In the News

Highlights of UBC media coverage in October 2009.  COMPILED BY SEAN SULLIVAN

Canadians uncover cancer map

The possibility of using a patient’s genetic information to create personalized therapies to battle cancer is one step closer to reality after UBC and other Canadian scientists decoded, for the first time, the entire genome of a patient’s metastatic breast cancer, reported the Globe and Mail.

The newspaper called it “a landmark achievement that sheds light on how cancer develops and provides new insights into how to fight it.”

“I’m excited by the possibilities,” said Samuel Aparicio, Canada research chair in molecular oncology, the Nan and Lorraine Robertson chair of breast-cancer research at UBC, and one of the lead scientists involved with the study.

“In fact, I never thought I would see in my professional lifetime that it would become possible to routinely sequence genomes in the way that we’re now doing.”

The findings were also heralded by Reuters, AFP, Associated Press, the Los Angeles Times, The Canadian Press and Canwest News Service.

Golden Mean turns heads

Author and UBC Creative Writing instructor Annabel Lyon has earned three major award nominations for her debut novel, The Golden Mean.

The Golden Mean is a fictionalized story of Aristotle’s childhood up to the time when he became a tutor to the boy who would become Alexander the Great, notes Canwest News Service.

The novel is a nominee for the Governor General’s prize for fiction, made the longlist for the $50,000 Scotiabank Giller Prize and is a finalist for the $25,000 Rogers Writers’ Trust Fiction Prize.

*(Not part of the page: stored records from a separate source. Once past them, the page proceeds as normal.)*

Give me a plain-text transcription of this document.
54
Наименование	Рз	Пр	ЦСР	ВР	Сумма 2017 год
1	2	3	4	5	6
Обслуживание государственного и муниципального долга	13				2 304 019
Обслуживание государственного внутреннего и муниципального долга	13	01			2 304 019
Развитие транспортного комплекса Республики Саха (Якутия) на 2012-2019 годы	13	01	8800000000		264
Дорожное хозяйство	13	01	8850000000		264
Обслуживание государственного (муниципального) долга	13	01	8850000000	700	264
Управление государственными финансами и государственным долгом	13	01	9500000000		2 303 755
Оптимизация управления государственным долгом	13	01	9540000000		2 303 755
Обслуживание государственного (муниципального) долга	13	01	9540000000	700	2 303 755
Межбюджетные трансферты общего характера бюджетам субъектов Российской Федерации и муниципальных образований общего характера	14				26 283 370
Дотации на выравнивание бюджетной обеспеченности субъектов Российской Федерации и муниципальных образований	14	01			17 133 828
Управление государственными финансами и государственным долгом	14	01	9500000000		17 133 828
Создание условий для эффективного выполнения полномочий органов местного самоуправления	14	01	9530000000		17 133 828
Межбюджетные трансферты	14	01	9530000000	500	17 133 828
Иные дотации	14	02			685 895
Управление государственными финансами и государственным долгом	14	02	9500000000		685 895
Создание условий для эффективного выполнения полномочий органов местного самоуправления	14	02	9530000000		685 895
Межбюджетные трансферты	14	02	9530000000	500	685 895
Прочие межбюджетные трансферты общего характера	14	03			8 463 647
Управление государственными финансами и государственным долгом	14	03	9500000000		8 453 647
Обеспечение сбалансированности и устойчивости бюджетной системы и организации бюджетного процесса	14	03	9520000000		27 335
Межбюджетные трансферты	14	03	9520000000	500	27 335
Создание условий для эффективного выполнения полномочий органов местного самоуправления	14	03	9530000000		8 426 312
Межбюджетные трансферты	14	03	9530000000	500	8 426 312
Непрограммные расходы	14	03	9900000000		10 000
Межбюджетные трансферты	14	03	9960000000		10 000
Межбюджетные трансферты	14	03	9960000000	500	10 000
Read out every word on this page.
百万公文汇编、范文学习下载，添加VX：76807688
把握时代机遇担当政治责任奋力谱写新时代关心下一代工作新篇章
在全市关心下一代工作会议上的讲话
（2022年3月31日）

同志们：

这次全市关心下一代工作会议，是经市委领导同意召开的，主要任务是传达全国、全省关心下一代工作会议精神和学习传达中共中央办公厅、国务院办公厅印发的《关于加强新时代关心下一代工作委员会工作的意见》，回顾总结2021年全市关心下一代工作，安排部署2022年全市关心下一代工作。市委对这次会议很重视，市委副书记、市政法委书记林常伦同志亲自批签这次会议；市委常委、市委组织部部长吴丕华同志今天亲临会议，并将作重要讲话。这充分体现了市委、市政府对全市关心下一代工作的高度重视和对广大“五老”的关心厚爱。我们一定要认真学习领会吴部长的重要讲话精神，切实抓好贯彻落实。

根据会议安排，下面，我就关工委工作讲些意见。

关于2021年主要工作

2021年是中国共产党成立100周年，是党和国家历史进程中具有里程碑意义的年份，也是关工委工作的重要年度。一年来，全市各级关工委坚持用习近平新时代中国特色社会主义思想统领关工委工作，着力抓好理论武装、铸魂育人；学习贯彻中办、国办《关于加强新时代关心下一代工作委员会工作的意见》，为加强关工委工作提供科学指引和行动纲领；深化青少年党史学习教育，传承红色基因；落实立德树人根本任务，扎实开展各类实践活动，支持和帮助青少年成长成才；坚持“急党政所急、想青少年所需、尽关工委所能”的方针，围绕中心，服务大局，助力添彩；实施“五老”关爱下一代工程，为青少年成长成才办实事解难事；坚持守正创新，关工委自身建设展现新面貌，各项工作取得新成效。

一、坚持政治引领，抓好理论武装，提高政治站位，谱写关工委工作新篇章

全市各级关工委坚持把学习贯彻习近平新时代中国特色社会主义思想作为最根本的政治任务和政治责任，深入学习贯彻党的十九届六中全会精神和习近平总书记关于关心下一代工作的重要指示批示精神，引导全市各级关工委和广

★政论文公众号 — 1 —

Lyon, a UBC alumna, was interviewed by the Globe and Mail, The Canadian Press, the Vancouver Sun and CBC.

Engineering student nets Discovery spot

Fourth-year UBC engineering student Aaron Coret was featured on the Discovery Channel’s Daily Planet for the snowboard Landing Pad he co-invented with UBC alumnus Stephen Slen.

In 2005, Coret’s freestyle career came to a dramatic halt when he had a bad landing and became a quadriplegic. In the Daily Planet feature, he is on Blackcomb Mountain in Whistler testing the latest prototype of the Landing Pad, a giant vinyl pillow that allows freestylers to land hard and continue safely downhill to reduce big injuries.

“It’s like the best day of the year,” Coret said.

Lynch goes to your brain

Surrealism may be good for the brain, according to a UBC study published in the journal Psychological Science and covered by international media including the New York Times, the Times of India and the Globe and Mail.

Watching the films of David Lynch, director of Blue Velvet and Eraserhead, or reading a Franz Kafka short story, can improve learning by compelling the brain to make an extra effort to seek out structure, the Globe reported.

“We rely on structure to make sense of the world,” said Steven J. Heine, co-author of the study and UBC professor of psychology. “If you encounter something that you can’t relate [to other things], that you don’t know what to do with it, this sort of puts you off your game and you need to search for a reference point again to again find some structure.”

Prison plan slammed

UBC Law Prof. Michael Jackson made a national splash with a report that slams the federal government’s plan to “toughen” Canada’s prison system.

The report, co-authored with a former director of the John Howard Society of Canada, argues the government is ignoring “more than a century of correctional and legal history, empirical research and the recommendations of inquiries and royal commissions” in its blueprint to overhaul federal prisons.

The study attacks the Harper government for adopting an amateur and “alarming” document that ignores human rights, gives the false impression that crime is rising, and provides no costs for flawed policies that would flood penitentiaries with more inmates, reported Canwest News Service.

“With no public review or consultation, the plethora of recommendations – some good , some trivial, but many with draconian implications for the protection of human rights, public safety and the public purse, are being presented as the future of federal corrections in Canada, “ Jackson and Steward wrote.

The Canadian Press, CBC, the Vancouver Sun and the Edmonton Sun also reported on the study.